Depuis longtemps, les ordinateurs calculent plus vite (et de manière plus fiable) que l’homme ; c’est précisément pour cela qu’ils ont été inventés. Cela n’a jamais préoccupé personne : L’utilisation de cartes perforées et de bandes magnétiques était trop compliquée, les gros appareils étaient trop encombrants. Même lorsque l’ordinateur IBM Deep Blue a battu le champion du monde de l’époque, Gary Kasparov, aux échecs en 1996, il n’y a pas eu de grand émoi. On avait vite compris que les échecs ne sont rien d’autre qu’un problème d’optimisation dans un environnement basé sur des règles.

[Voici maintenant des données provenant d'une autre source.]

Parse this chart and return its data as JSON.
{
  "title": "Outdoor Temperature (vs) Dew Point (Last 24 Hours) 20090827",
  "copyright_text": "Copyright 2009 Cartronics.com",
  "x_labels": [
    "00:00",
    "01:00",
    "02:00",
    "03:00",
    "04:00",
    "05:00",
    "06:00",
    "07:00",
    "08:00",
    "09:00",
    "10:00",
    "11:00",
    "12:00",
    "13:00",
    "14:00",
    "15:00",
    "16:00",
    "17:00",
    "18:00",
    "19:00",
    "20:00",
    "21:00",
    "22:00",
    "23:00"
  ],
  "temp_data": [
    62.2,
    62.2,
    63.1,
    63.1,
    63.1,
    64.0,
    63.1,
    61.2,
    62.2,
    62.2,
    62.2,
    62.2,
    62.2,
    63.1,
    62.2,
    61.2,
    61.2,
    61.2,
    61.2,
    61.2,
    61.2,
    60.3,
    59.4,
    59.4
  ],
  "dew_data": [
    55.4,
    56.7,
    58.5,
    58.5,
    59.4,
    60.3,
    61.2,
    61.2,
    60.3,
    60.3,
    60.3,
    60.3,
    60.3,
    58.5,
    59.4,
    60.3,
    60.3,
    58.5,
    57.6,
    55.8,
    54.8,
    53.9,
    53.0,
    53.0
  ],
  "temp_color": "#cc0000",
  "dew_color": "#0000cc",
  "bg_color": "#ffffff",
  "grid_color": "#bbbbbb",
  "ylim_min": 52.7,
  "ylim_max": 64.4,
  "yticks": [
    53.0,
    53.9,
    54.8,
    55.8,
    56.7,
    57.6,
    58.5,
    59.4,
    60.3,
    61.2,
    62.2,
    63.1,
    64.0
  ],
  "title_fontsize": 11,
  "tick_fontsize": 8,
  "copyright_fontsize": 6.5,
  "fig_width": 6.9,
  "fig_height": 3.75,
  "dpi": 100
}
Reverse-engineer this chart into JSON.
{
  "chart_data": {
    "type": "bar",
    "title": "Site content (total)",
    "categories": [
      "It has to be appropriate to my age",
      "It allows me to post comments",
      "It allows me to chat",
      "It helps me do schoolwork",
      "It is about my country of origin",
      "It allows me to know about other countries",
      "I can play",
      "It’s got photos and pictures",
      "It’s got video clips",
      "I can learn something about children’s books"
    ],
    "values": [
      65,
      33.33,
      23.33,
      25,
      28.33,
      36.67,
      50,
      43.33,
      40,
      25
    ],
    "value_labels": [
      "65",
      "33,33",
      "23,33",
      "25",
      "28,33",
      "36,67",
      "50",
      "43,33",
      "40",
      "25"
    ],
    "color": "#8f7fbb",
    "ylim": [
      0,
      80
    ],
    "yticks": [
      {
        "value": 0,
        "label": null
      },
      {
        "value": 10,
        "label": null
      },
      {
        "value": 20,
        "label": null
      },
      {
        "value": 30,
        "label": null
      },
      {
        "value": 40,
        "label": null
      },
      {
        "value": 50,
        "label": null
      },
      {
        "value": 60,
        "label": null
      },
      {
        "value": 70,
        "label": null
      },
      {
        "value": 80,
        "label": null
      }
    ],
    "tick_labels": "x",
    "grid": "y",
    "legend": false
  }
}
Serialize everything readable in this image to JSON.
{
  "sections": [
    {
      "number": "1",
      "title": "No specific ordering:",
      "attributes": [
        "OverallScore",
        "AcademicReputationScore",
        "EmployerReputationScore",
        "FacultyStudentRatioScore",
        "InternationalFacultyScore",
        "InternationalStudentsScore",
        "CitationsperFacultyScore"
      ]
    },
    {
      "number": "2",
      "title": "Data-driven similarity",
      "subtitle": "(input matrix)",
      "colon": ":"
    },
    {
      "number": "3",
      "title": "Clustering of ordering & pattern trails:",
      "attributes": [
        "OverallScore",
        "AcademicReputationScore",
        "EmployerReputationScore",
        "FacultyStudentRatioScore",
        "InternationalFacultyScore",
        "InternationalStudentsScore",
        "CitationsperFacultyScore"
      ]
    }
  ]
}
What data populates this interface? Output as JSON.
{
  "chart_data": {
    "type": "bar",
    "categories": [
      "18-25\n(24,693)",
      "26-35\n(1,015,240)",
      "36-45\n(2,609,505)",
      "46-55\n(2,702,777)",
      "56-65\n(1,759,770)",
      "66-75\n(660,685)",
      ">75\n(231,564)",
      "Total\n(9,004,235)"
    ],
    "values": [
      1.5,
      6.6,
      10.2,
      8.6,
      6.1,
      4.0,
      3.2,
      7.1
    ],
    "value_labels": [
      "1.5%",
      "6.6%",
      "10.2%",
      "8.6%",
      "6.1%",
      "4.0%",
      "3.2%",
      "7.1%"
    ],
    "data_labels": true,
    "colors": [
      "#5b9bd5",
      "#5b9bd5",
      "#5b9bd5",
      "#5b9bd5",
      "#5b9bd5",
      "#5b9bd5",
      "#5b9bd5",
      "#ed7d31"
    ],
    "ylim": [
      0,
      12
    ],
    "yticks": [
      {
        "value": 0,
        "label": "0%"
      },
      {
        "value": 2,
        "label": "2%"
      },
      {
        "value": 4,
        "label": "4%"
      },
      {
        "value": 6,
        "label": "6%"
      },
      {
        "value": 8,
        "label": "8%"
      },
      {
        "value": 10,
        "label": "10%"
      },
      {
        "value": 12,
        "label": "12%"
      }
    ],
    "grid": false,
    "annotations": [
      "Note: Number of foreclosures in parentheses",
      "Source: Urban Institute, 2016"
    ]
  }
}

Deep Blue était capable d’analyser et d’évaluer plus de 100 millions de positions à la seconde. Le champion du monde ne pouvait plus suivre. Le fait que le successeur de Deep Blue, Watson, se soit imposé en 2011 face aux tenants du titre dans le jeu Jeopardy à la télévision américaine n’a plus fait la une des journaux européens.

Mais maintenant que la machine raconte des histoires et peint des images, fait des recherches pour des articles de journaux et les écrit, analyse des données d’entreprise et s’occupe de la planification de l’entreprise, l’excitation est à son comble. Les journaux publient des newsletters hebdomadaires, les entreprises développent des stratégies d’IA et la valorisation des entreprises numériques connaît de nouveaux sommets. L’ambiance est à la ruée vers l’or. Mais en même temps, le monde du travail de l’élite culturelle et économique se transforme : tout à coup, on est soi-même l’objet du progrès technologique que l’on se contentait jusqu’ici de décrire ou de gérer. L’inquiétude face à cette technologie à haut risque s’empare également de l’élite intellectuelle, car elle ne comprend plus elle-même ce qui se passe. Une grande partie de l’inquiétude pourrait être liée à cela.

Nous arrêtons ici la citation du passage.